In fact, she had started out at City, University of London studying maths and computer science but when she realised that the computer science modules would drag down her grade, she decided to drop it and transferred to Queen Mary, University of London. There she started her straight maths degree in the second year and just took a few additional first-year modules to catch up. Her hard work and strategizing paid off as she did indeed attain a first class degree.
She went to work at an energy management company but didn’t enjoy it. “I was working as a data analyst. It wasn’t challenging. I didn’t feel like I was learning anything,” she said. After six months she went to work at Rightmove as a data analyst where she says her career in analytics really started.
She had mountains of data to play (or work) with from estate agents and prospective renters and buyers. However, she became hot-footed and decided that she really wanted to travel. It was a bold move as she was not able to take a six-month sabbatical and so was forced to quit to indulge her wanderlust in 2014. This leap of faith turned out to be a pivotal point in her career.
Travelling became expensive and so she tried teaching English in Thailand but that lasted all of one day. Alade then took a job in Australia at a recruitment company, sourcing people to work in data and analytics companies. She arranged to meet a data scientist, one of her targets, for a coffee and was blown away by the enthusiastic and passionate way he talked about his job, and that he could apply theoretical mathematical concepts, like eigenvalues and eigenvectors, in a work environment.
"Hearing that mathematical concepts are used in data science got me interested."
“He just spoke about his job and I never met someone that actually loved what they did and was happy being in a role. He said ‘the work is awesome, the challenges are different and I like the fact that there isn’t one solution for everything’. When he started talking about the mathematical concepts that are being used in data science, that got me interested.”

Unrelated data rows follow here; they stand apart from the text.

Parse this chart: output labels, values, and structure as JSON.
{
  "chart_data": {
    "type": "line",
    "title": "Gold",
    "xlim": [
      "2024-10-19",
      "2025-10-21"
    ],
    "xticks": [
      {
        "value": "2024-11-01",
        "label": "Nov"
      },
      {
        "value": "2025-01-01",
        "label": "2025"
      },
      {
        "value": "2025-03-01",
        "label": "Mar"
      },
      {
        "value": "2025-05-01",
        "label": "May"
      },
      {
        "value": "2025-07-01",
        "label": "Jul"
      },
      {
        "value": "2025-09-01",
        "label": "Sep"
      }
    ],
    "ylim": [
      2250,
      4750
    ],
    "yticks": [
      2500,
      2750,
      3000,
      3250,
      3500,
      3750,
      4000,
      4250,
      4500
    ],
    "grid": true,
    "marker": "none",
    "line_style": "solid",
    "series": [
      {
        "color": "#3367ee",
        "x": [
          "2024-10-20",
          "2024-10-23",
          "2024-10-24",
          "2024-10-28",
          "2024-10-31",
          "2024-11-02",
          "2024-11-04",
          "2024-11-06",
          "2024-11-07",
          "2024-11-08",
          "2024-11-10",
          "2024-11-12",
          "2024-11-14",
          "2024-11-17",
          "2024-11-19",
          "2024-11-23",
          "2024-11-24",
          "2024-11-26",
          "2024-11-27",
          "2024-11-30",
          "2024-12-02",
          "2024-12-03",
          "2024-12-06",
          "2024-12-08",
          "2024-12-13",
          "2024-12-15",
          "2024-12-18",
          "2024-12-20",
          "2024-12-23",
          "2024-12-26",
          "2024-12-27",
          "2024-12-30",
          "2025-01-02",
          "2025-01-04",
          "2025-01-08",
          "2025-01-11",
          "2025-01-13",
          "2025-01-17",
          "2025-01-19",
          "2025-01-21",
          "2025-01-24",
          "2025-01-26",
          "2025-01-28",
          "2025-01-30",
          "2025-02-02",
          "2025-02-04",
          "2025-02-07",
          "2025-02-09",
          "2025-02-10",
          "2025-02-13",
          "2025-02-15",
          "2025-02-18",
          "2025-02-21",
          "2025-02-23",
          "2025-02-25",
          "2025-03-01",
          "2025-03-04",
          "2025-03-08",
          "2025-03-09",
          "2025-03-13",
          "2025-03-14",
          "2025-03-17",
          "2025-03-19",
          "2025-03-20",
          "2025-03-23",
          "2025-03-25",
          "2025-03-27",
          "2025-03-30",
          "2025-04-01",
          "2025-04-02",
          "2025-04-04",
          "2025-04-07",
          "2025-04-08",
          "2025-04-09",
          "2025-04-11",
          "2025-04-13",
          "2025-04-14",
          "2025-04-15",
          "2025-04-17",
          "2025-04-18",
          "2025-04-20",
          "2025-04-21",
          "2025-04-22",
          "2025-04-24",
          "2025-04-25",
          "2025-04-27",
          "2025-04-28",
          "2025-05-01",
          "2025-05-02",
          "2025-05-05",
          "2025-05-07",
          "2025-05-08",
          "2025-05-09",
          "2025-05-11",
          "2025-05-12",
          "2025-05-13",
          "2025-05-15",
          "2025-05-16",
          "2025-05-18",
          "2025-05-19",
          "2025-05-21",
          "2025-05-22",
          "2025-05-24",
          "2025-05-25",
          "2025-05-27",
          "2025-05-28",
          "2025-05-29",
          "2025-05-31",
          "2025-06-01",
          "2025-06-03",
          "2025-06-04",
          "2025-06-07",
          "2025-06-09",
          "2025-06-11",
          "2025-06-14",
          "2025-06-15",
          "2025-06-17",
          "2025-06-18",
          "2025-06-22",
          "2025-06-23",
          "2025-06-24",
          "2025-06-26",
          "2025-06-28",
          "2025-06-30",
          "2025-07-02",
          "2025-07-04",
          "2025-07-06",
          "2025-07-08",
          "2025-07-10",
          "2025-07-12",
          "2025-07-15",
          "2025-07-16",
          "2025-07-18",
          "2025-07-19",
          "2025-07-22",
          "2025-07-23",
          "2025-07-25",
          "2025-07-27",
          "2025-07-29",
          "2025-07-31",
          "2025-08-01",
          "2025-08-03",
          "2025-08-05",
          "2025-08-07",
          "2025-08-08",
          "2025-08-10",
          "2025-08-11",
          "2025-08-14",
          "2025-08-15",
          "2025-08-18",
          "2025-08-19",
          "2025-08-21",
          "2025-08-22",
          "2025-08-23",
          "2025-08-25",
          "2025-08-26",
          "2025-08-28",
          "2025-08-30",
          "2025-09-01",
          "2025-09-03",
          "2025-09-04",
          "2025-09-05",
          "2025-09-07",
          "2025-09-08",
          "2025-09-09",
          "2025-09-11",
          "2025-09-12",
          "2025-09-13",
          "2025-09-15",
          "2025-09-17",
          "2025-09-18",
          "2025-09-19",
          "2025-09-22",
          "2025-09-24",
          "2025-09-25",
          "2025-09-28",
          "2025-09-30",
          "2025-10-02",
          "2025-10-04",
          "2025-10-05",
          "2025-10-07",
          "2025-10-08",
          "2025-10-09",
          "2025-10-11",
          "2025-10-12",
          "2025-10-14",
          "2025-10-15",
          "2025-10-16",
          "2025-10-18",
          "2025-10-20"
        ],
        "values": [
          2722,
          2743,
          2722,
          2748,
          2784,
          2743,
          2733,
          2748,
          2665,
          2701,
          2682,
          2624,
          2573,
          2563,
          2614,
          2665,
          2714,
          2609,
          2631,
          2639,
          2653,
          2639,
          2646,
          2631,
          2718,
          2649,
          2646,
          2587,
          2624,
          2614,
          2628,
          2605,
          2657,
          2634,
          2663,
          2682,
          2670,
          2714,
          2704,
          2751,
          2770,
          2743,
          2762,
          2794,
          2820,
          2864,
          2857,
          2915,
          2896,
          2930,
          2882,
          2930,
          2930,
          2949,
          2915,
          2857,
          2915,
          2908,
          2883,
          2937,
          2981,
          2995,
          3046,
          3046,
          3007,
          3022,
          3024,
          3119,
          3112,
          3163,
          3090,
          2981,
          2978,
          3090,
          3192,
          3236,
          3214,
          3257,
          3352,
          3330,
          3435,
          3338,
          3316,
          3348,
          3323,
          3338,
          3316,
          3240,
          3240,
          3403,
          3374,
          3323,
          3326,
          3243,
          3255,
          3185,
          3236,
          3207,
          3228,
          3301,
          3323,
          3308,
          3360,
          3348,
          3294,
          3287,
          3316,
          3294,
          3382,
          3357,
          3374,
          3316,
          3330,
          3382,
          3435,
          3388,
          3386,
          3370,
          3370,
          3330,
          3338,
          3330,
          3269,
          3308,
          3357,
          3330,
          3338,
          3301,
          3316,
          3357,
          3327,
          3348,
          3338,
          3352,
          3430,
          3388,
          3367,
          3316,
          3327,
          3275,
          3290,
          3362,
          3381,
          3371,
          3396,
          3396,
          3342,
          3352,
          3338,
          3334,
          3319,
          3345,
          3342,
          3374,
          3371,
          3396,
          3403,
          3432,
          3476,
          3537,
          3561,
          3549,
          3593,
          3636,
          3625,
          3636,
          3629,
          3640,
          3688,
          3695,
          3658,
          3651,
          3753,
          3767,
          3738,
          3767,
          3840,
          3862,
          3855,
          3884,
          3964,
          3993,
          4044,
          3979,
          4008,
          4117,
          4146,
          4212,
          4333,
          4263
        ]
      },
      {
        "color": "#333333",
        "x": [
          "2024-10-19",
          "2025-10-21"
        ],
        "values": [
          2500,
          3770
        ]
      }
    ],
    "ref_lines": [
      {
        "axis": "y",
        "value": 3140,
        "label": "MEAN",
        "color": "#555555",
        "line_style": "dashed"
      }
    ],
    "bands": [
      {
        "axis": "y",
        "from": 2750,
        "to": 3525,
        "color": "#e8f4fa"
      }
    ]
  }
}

Alade began researching the role and coincidentally was contacted by her old manager at Rightmove asking if she wanted her old job back. She agreed and returned in June 2015 and a few months later became a statistical analyst where she could incorporate data science into her role. “That worked well because Rightmove just bought this company called The Outside View and they were mostly machine learning focused and they had phenomenal data scientists that were working on some products for Rightmove,” she said.